Feminismo comunitário: um caminho para a descolonização dos corpos e da natureza
Somente através de ações despatriarcais, decoloniais e antiliberais, guiadas pela Q’amasa Warminanaka (força feminina), podemos alcançar o equilíbrio do corpo-comunidade, disse Julieta Paredes, precursora do feminismo comunitário
O patriarcado é um sistema de discriminação e violência que oprime tanto a humanidade quanto a natureza, mas, historicamente, sua base de construção recai sobre os corpos das mulheres. A própria colonização – outro processo opressor – acaba sendo reproduzida nas comunidades, inclusive as indígenas, e contribui para a opressão e a violência contra as mulheres. Daí a necessidade da disseminação do feminismo comunitário, pois a luta não é apenas contra o machismo.
A fala acima é defendida pela precursora do feminismo comunitário, Julieta Paredes Carvajal, do povo Aimará, da Bolívia, que é escritora e ativista. A militante esteve presente na XXV Assembleia Geral do Conselho Indigenista Missionário (Cimi), no dia 28 de setembro, e fez observações esclarecedoras acerca do movimento que nasceu de uma prática social.
“Eu venho de uma organização, de um movimento social continental que se chama feminismo comunitário, uma prática política das mulheres em toda a Abya Yala [palavra de origem kuna que quer dizer América]”, explica.
Esse movimento político, protagonizado por mulheres indígenas, nasceu em meio ao processo da assembleia constituinte do Estado Plurinacional da Bolívia, em 2006. Julieta Paredes, juntamente com outras mulheres bolivianas, criaram o conceito do feminismo comunitário, que parte do princípio da construção de direitos coletivos a partir da identidade coletiva e ancestral, unindo as comunidades em toda a Abya Yala, e promovendo ações despatriarcais, decoloniais e antiliberais.
“Nós confrontamos o mundo colonizador, mas a descolonização para nossos parentes homens não toca nos seus privilégios, que o sistema patriarcal dá a eles em nossos territórios. Essa descolonização não vai até onde precisamos. Nós nos posicionamos em nossos territórios diante do que nossos irmãos homens estão fazendo. Então, é necessário que nossos irmãos homens revisem os privilégios que o sistema patriarcal dá. Que olhem com olhos de igualdade, de equilíbrio e de harmonia. Nós, como feministas comunitárias, pedimos a todas e a todos vocês essa revisão dentro de suas atitudes”, pontuou.
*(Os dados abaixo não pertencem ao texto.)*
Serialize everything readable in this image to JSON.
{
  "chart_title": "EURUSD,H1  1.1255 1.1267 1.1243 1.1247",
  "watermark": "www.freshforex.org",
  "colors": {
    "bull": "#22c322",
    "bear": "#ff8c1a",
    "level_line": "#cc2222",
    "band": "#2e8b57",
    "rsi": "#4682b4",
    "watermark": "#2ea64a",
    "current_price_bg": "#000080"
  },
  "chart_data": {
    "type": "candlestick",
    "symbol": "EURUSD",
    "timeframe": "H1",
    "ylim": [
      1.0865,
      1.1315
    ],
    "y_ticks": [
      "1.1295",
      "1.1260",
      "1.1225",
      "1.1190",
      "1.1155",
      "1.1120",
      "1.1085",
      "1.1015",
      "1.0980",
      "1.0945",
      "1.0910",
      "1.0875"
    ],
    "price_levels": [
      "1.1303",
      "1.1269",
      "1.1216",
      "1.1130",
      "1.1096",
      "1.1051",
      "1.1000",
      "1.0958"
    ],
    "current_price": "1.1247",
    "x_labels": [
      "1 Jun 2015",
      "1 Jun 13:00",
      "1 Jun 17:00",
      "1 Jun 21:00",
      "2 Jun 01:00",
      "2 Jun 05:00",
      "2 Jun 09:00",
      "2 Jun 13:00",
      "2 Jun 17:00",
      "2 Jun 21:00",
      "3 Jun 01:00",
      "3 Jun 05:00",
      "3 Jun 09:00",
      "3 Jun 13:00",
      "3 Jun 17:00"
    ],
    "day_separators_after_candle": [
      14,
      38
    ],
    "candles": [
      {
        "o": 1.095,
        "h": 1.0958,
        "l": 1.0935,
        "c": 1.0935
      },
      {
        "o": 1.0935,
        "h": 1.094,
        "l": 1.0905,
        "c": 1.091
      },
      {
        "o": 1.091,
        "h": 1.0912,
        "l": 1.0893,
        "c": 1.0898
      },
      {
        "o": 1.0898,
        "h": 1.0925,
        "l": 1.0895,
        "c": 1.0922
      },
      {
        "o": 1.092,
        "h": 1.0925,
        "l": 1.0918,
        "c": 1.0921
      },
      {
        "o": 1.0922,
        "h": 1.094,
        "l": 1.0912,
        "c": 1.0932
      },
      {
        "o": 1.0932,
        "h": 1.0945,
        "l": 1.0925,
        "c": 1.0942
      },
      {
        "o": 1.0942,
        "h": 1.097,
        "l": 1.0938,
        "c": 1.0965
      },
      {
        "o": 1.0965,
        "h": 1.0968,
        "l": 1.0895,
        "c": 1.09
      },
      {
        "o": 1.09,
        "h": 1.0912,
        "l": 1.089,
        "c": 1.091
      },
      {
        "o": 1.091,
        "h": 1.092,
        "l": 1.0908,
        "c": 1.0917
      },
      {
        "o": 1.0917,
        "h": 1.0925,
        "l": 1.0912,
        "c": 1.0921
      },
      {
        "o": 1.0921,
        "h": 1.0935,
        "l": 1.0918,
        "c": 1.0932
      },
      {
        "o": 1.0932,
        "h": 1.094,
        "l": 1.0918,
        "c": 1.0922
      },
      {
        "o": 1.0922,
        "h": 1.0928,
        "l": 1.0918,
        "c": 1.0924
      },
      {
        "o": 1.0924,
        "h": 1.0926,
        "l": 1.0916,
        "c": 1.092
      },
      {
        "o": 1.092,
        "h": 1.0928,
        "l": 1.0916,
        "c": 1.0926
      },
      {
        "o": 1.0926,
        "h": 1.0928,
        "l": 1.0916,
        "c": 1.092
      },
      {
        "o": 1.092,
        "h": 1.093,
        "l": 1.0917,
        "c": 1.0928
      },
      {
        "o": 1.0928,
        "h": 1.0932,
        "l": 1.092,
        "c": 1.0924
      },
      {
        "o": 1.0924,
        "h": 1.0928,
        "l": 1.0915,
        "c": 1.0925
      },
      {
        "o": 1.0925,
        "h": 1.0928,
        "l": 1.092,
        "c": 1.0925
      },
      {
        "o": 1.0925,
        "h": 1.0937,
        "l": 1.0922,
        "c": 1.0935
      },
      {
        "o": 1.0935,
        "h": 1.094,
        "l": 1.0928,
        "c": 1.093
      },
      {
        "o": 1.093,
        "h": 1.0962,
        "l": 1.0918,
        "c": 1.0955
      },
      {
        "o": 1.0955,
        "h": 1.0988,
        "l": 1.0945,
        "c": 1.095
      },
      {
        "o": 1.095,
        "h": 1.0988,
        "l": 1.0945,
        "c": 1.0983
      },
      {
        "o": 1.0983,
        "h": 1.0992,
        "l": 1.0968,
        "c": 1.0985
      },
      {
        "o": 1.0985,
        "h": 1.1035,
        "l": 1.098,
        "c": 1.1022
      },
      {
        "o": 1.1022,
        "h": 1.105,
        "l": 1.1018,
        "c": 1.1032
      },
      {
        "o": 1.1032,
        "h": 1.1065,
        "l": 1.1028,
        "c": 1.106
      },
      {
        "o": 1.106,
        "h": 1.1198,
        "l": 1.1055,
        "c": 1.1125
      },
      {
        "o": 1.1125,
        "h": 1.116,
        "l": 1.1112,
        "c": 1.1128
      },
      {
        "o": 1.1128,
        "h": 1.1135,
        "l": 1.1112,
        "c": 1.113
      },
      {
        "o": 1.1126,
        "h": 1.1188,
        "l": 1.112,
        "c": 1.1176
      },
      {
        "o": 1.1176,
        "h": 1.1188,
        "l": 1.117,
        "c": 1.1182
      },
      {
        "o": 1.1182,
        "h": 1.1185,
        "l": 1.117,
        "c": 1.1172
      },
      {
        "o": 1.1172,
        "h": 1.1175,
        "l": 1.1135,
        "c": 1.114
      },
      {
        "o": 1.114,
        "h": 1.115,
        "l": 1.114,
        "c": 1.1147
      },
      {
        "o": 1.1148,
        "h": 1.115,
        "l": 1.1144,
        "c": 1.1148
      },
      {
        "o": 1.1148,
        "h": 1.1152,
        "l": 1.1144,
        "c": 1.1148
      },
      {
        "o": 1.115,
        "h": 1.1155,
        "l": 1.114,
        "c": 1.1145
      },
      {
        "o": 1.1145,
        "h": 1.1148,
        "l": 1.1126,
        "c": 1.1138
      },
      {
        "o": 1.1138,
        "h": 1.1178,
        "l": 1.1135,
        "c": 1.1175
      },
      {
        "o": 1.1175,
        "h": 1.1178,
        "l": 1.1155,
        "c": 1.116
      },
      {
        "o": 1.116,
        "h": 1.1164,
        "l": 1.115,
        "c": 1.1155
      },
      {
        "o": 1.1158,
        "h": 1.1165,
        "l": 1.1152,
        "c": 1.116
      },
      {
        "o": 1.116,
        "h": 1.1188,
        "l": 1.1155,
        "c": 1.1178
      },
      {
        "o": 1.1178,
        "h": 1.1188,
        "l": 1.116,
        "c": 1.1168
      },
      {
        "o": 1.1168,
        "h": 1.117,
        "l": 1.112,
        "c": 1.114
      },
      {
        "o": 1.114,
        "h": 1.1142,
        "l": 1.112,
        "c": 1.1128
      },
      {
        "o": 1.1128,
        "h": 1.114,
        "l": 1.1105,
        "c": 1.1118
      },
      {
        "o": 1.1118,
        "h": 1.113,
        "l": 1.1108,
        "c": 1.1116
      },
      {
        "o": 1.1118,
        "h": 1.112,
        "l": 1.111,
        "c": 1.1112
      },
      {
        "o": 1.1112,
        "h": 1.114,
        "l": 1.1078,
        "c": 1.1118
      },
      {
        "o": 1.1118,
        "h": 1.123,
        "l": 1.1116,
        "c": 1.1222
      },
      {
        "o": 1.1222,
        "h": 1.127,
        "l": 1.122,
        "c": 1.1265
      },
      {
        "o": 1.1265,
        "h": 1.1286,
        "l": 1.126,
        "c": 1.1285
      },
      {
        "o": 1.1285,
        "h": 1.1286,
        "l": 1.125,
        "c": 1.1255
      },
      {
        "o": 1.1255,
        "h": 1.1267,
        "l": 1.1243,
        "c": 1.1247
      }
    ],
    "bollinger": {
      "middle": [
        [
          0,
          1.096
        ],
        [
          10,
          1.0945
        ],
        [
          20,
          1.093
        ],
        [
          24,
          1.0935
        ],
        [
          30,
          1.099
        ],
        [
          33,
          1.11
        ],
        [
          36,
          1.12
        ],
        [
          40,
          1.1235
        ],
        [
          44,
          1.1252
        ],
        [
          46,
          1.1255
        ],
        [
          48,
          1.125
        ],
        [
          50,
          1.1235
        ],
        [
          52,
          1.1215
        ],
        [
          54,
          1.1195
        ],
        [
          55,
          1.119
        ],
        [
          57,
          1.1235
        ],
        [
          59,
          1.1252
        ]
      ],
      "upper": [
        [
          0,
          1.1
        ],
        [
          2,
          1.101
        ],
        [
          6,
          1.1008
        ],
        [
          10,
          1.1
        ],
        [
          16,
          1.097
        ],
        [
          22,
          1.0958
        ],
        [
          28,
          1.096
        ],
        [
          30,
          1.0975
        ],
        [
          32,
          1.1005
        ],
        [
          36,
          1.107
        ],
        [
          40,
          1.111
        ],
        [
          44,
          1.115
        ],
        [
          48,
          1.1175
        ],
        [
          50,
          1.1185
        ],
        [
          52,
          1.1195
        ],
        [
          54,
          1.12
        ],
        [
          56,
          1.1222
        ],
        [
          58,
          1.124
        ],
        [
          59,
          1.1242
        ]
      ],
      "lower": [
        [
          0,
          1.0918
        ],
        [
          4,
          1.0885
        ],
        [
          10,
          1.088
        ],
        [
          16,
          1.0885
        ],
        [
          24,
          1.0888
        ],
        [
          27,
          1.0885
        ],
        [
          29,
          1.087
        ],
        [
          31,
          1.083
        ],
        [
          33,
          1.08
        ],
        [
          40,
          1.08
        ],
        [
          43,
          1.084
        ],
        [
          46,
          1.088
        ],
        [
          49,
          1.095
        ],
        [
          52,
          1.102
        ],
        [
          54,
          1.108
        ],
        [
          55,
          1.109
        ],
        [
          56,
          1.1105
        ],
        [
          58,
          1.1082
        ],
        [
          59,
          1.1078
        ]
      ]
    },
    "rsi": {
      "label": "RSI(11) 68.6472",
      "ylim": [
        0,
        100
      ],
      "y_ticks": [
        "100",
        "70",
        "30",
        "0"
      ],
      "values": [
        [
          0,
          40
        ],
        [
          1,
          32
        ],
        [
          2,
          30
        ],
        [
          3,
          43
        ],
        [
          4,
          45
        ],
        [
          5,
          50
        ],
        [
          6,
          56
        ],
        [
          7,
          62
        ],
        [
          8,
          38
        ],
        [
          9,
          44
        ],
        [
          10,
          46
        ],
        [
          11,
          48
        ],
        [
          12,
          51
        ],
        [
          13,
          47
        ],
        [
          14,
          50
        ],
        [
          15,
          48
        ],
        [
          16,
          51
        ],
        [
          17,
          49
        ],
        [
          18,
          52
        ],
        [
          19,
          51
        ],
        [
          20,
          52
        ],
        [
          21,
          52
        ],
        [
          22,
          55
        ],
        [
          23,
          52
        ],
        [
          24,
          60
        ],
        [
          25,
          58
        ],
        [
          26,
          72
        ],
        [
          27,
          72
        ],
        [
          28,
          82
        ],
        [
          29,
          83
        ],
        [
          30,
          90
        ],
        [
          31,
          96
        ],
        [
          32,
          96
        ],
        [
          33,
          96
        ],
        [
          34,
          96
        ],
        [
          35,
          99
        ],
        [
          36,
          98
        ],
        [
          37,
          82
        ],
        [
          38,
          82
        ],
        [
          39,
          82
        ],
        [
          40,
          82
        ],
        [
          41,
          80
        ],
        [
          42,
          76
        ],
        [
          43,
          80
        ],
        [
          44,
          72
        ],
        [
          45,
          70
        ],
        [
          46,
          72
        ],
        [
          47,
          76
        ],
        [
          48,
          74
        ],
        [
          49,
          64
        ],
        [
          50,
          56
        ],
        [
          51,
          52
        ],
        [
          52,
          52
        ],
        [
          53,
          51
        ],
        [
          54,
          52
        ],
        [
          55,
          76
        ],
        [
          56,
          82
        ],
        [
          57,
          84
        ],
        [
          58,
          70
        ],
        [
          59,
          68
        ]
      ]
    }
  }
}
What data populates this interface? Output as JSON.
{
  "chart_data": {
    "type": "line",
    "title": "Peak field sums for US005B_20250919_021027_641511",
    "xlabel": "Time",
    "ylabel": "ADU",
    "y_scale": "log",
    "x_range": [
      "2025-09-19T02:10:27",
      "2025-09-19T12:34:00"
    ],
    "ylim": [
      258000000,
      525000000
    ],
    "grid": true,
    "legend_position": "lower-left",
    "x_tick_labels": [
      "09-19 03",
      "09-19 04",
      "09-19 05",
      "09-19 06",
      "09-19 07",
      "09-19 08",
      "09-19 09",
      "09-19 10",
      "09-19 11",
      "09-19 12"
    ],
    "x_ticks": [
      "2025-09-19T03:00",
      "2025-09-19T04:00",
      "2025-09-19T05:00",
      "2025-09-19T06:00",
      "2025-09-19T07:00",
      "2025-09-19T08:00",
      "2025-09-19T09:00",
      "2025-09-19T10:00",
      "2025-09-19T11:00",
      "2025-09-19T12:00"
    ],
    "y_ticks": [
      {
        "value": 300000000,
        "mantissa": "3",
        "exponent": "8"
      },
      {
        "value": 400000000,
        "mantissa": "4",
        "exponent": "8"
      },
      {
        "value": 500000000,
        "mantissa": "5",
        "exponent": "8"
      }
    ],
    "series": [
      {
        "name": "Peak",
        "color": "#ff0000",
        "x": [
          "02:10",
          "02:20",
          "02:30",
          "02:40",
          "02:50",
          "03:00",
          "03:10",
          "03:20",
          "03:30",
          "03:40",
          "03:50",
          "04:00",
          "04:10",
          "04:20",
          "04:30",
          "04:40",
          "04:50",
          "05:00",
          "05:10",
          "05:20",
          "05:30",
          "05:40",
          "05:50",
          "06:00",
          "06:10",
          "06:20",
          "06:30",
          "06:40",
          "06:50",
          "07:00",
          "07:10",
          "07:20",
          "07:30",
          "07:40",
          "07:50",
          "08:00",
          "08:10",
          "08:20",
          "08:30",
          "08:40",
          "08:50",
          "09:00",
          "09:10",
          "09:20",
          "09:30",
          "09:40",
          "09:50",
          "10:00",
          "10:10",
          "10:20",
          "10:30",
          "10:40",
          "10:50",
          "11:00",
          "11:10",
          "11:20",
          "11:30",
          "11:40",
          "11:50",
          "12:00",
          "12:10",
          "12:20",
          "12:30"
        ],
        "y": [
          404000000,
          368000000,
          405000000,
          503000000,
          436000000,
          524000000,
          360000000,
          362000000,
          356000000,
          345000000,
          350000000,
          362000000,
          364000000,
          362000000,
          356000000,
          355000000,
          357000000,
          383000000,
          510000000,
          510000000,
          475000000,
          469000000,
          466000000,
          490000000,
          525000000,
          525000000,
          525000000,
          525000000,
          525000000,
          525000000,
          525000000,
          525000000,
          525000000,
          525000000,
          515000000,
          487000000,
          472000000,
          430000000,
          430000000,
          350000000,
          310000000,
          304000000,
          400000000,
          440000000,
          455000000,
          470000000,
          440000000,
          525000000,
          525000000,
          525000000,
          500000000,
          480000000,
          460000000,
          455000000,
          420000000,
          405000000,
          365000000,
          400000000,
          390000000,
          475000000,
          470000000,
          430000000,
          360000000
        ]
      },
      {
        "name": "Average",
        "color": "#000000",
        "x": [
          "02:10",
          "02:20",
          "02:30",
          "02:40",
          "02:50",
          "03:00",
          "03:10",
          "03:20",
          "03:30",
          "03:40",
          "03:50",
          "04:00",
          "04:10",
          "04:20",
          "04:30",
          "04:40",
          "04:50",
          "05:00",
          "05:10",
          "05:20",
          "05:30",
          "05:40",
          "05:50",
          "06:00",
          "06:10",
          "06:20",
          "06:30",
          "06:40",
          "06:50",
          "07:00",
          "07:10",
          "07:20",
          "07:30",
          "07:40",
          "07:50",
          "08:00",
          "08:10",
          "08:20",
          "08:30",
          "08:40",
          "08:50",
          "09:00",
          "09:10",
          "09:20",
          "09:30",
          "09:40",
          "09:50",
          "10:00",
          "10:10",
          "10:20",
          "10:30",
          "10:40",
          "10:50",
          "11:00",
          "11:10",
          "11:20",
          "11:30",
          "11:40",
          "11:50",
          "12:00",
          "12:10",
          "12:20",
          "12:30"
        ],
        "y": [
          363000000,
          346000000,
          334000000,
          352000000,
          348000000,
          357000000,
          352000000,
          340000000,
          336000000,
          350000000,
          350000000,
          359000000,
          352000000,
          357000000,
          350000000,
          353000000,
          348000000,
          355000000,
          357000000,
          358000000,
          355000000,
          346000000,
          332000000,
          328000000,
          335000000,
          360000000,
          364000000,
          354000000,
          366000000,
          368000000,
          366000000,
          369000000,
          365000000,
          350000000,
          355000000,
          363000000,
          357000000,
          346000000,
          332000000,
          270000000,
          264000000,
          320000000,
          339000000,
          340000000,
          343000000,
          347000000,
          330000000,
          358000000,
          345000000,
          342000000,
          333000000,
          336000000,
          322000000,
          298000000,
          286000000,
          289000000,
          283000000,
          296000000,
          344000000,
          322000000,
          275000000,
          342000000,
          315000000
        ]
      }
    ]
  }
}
A ativista salientou que o feminismo, por si só, não aborda as experiências das mulheres indígenas e que a descolonização, que envolve a valorização dos povos originários, é ponto de chegada apenas para o homem indígena, mas, “para nós, feministas comunitárias, é um ponto de partida e não de chegada, por isso ainda é preciso descolonizar em profundidade. […] Não é fácil criar nossos próprios conceitos em um mundo colonizado, pois, nós, povos originários, não fomos privados da capacidade de conceber nossas próprias ideias”, esclarece.
Julieta Paredes ressalta a urgência da descolonização por inteiro e explica que o processo “descolonial” visa desmantelar práticas opressoras profundamente enraizadas no sistema colonial, além de reconstruir termos sob a perspectiva dos povos originários. Ela afirma que um dos objetivos do movimento é desmistificar o conceito de Estado, uma vez que a criação do Estado de poder anulou o conceito de Estado do povo e sua própria percepção.
“Dentro do feminismo comunitário de Abya Yala, falamos sobre ‘viver bem’, em sintonia com o paradigma do ‘Bem Viver’ indígena, que significa viver em harmonia com a vida. Através de nossas organizações, começamos lutando para defender a vida e, em seguida, decidimos como queremos que essa vida seja. Isso não é apenas uma simples diretriz, mas um conceito político. Eu estive com nossos povos na luta, na construção da esperança do ‘Suma Qamaña’, que é o ‘Viver Bem’, e que também representa a presença e a força das mulheres”, ela conclui.